Trop de théories tue la théorie
Lorsque l’on dépasse le carcan restrictif de l’homo economicus (4) pour définir la motivation, on peut alors s’intéresser aux autres approches qui ont été envisagées il y a bien longtemps déjà.
Platon proposait déjà des réflexions sur le désir, l’émotion et la raison.
Mais ce sont surtout les recherches scientifiques et les études menées en laboratoire après les années ’50 qui vont réellement consolider les bases de la définition.
Parmi les plus connues, il y a
La théorie bifactorielle de Herzberg
La théorie de l’autodétermination de Deci et Ryan
La théorie V.I.E. de Vroom
La théorie du sentiment d’efficacité de Bandura
La théorie de X et de Y de McGregor
La théorie de l’équité de Adams
et quelques autres …
En fait, bien plus que quelques autres puisque dans les années ’80, on recensait déjà près de 140 définitions et théories différentes sur les mécanismes de la motivation.
Il devient donc très difficile pour des personnes non-expert en motivation comme un manager ou un directeur, de comprendre ce qui est utile et d’utiliser ce qui est compréhensible.
En d’autres mots, trop de définitions tue la définition.
Vers une définition simple … pas à pas
Le meilleur représentant de la connaissance sur les théories de la motivation est (selon moi) Fabien Fenouillet. Il a condensé en un livre une grande partie des théories disponibles et compréhensibles sur le sujet. Avec « les théories de la motivation », il propose la revue des principaux modèles, qu’il tente d’intégrer à un modèle générique, un modèle des modèles.
Je reste perplexe sur le résultat final, mais il n’en reste pas moins que l’exercice mérite d’être salué et que, même si seul F. Fenouillet et quelques disciples proches arrivent à déchiffrer son méta-modèle, le travail a été fait.
Au final, F. Fenouillet nous propose une définition générique, en quelque sorte intégrative, de la motivation :
« La motivation désigne une hypothétique force intra-individuelle protéiforme, qui peut avoir des déterminants internes et/ou externes multiples, et qui permet d’expliquer la direction, le déclenchement, la persistance et l’intensité du comportement ou de l’action.» (5)
En gros, c’est à peut près tout et n’importe quoi. En tous les cas, c’est inutilisable pour un manager lambda, et rien ne permet d’y puiser les sources d’une mise en action, ni même d’une simple prise de mesure.
Attention, je ne critique pas cette définition.

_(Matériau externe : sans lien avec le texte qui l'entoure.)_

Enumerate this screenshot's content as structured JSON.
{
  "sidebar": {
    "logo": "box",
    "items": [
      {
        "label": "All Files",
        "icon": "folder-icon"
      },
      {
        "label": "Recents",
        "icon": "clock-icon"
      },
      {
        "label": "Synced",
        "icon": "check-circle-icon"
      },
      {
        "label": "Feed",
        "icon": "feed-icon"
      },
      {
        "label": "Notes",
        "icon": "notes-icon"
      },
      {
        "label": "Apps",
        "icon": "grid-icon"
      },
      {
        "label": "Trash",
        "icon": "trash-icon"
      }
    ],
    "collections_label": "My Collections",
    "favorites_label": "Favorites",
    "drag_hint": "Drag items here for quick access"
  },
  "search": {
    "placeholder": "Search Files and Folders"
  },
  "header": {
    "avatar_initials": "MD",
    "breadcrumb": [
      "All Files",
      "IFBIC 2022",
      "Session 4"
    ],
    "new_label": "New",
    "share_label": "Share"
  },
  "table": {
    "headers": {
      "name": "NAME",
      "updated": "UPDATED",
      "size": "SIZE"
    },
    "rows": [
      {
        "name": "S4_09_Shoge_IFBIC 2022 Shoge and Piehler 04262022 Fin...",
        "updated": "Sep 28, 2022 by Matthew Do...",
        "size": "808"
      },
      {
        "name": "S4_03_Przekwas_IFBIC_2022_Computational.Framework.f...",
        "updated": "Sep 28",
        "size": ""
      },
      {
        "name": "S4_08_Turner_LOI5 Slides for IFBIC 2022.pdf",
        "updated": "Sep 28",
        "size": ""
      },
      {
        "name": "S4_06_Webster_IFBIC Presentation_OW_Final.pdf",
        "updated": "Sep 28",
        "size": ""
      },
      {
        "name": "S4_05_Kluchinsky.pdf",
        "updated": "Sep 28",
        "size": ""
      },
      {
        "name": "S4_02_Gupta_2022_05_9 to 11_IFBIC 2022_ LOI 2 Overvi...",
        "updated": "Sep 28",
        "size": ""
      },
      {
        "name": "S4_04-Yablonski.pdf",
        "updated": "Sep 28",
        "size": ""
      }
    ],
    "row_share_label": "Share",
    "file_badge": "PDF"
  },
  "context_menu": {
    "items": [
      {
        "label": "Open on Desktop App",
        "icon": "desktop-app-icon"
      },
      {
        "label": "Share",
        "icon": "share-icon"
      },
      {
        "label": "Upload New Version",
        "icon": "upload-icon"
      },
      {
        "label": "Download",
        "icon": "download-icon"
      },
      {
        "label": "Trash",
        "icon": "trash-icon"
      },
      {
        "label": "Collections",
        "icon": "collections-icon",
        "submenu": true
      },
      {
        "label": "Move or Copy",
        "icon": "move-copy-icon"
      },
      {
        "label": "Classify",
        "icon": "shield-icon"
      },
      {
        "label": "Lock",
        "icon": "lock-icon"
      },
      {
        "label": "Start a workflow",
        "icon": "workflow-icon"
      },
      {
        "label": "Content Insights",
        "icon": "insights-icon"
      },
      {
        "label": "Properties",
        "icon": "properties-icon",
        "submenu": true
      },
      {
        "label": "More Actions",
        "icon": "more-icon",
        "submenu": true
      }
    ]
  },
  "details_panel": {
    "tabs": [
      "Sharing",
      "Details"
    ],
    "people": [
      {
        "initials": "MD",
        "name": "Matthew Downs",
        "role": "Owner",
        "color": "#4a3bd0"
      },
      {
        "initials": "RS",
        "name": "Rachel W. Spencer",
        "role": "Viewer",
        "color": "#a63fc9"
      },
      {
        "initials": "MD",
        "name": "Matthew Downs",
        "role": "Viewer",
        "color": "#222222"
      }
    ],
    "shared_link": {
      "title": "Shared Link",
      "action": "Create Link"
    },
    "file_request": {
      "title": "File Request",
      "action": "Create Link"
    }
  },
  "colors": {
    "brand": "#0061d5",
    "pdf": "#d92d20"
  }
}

Selon moi, elle est tout à fait correcte.
Et d’ailleurs, elle met en avant un élément que je considère comme fondamentale dans la mise en pratique de stratégie de motivation en entreprise : la motivation est intra-individuelle. Cela signifie qu’elle est interne à l’individu motivé. Elle prend sa source au cœur de l’individu.
De cela, il va être possible de faire une distinction sémantique importante :
Motiver quelqu’un est techniquement impossible. Seuls les affects et les émotions d’une personne sont capables de motiver cette même personne.
Pour tout autre, le seul moyen d’affecter cette motivation sera au niveau de la stimulation.
La motivation est endogène : elle prend sa source à l’intérieur de l’individu
La stimulation est exogène : elle affecte la motivation de l’extérieur de l’individu.
Voilà bien la seule chose vraiment utile à retenir de toutes ces définitions, pour un manager, un directeur ou un représentant RH.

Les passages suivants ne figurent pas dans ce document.